Yellow pages were business listings. They were also sorted by category, then alphabetically within a category, which is why so many businesses names started with "AAA."
Some of us who lived in that era and who are tech savvy think the privacy paranoia is little more than the equivalent of TSA's security theater at airports.
There is nothing stopping anyone from finding out exactly who you are, where you are, and what you're doing. We all carry locator devices today that never existed in the era of the phone book.
Our social security numbers weren't in databases with internet exposure where financial companies with information "security" could have them leak. Everyone's has leaked now.
A lot more people than you'd think are easily googled right down to address, family names, current phone number, past addresses... you name it.

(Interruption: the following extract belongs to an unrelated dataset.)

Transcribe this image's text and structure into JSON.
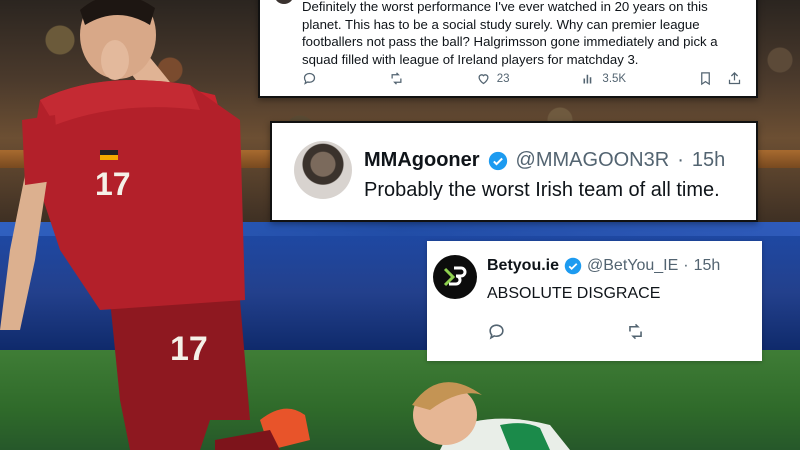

Leaks happen every single day and big data is everywhere monitoring your everything.
Having your name, address and home phone number in a book that only has regional numbers and isn't widely distributed beyond the local scope is the the smallest privacy concern.
Seems like the average young person is fine posting photos and videos on all the social media platforms journaling their whereabouts and habits too.

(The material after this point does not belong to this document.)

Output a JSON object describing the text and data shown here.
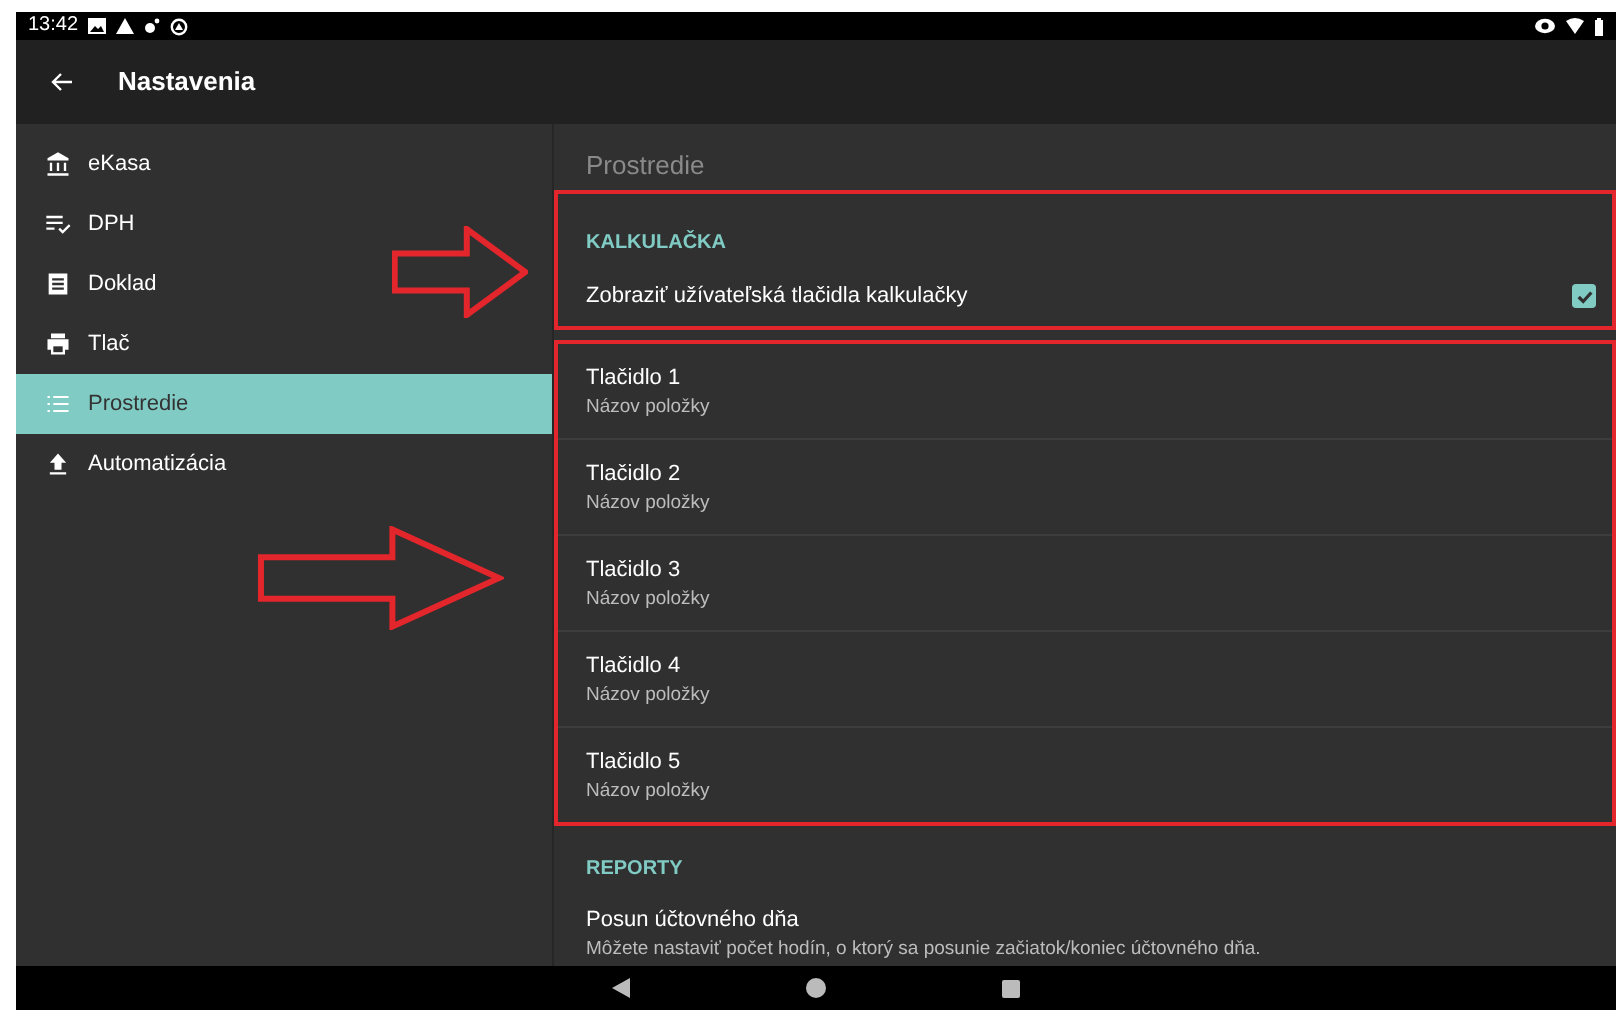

I was in 9th grade, went to school with the girl I liked. She was shy, but cute and fun. I asked her out, and was flatly refused.
Starting the next year, I changed districts. Thought about her a lot for a couple years. Broke out the phone book and searched her last name. Went through about 6 before I found her and asked her out again. We dated for about 3 more years until things started getting pretty serious and I decided I wasn't ready to get married in my teens.
I remember for a brief time Google offered up names, addresses, and phone numbers in their search results. Then after like a year (maybe less?) people decided to get freaked out over it. They offered a way to opt out, then just removed it entirely.
I also remember back in the 90s, my mom and stepdad buying a 7 disc set of phone numbers and addresses. No idea why they did it... But it was a thing.